Jean se tourne vers moi et précise: "Foc, f-o-c, pas p-h", et j'ai envie de rire.

— Les trois dernières semaines de mon service militaire j'ai lu La Recherche et j'essayais d'apprendre les poèmes de Mallarmé... A la fin je n'étais pas bien vaillant, je devais peser cinquante-trois kilos.

— La Vendée aurait dû s'appelait les deux-Lays comme il y a les deux-Sèvres, mais les députés du lieu étaient très laids et l'on a craint qu'ils y voient une allusion, alors le département a pris le nom de Vendée, ce qui crée une confusion avec la Vendée historique, celle de la révolte royaliste. Mais je ne crois pas qu'il ait jamais existé de région de ce nom, c'était le Poitou, la Marche.
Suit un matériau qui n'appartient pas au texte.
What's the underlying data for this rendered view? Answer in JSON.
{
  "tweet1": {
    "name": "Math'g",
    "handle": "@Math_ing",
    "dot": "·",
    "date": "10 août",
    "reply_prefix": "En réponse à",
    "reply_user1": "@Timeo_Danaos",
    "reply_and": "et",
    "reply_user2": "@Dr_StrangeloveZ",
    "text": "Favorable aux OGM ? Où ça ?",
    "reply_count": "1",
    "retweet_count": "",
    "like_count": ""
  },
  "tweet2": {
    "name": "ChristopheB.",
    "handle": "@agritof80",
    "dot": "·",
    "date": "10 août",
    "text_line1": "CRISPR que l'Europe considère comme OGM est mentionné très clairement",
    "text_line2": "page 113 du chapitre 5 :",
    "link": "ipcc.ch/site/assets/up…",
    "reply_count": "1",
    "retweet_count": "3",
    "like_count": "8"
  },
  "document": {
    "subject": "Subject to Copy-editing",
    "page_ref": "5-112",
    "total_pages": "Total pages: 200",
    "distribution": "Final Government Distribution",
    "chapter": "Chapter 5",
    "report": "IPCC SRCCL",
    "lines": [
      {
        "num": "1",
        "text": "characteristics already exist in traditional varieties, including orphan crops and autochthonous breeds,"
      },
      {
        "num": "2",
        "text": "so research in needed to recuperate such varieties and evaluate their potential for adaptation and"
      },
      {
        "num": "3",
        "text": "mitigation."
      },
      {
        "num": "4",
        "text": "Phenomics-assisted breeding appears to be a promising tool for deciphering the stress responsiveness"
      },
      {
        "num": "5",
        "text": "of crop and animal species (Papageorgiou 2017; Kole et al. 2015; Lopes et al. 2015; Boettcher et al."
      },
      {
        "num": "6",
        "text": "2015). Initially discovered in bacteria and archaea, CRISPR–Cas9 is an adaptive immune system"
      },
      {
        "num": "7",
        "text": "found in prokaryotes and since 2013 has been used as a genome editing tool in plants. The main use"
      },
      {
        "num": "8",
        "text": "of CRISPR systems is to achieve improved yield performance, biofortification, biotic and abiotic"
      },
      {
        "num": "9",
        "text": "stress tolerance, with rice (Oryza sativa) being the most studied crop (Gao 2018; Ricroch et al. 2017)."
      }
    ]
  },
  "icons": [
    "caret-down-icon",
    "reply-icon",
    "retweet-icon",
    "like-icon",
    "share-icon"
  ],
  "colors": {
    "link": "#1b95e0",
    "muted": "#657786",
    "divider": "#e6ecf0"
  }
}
Que choisir pour sa vieillesse, où s'établir, région de France et mode de vie. Question sans réponse. J'entends cette remarque qui m'enchante par sa spontanéité: «Ma mère était très heureuse en maison de retraite. Elle disait: "Moi qui ai servi les autres toute ma vie, maintenant on me sert!"»
Je n'y aurais jamais pensé.

Je dors.

Nantes, un café, une caisse de livres, je feuillette religieusement la transcription du cahier 54 de Proust.
Retour, il y a énormément de monde sur l'autoroute, la conversation prend un tour plus familial. Qu'est-ce qu'une vie, que faire, jusqu'où pouvons-nous ou devons-nous intervenir dans la formation (au sens large) et dans la vie de nos enfants?
Chartres, une dernière cigarette, je reprends la route, rock métal sur France-Musique, un dimanche soir ah bon, mais ce n'est pas désagréable. Dommage, beaucoup trop de noms, je confonds tout inévitablement, à la fin d'un morceau je ne sais plus si le présentateur parle du chanteur précédent ou du suivant.
Note mentale concernant un livre écrit par un rockeur («Pour ceux qui savent l'anglais, très intéressant, très fin, très drôle, ça nous change des habituels livres des rockeurs d'un ennui infini» se lâche le présentateur): Things the Grandchildren Should Know de Mark Oliver Everett.

Je me perds dans Tigery.
Je suis rentrée.



1 : Note à Demeures de l'esprit France Sud-Ouest.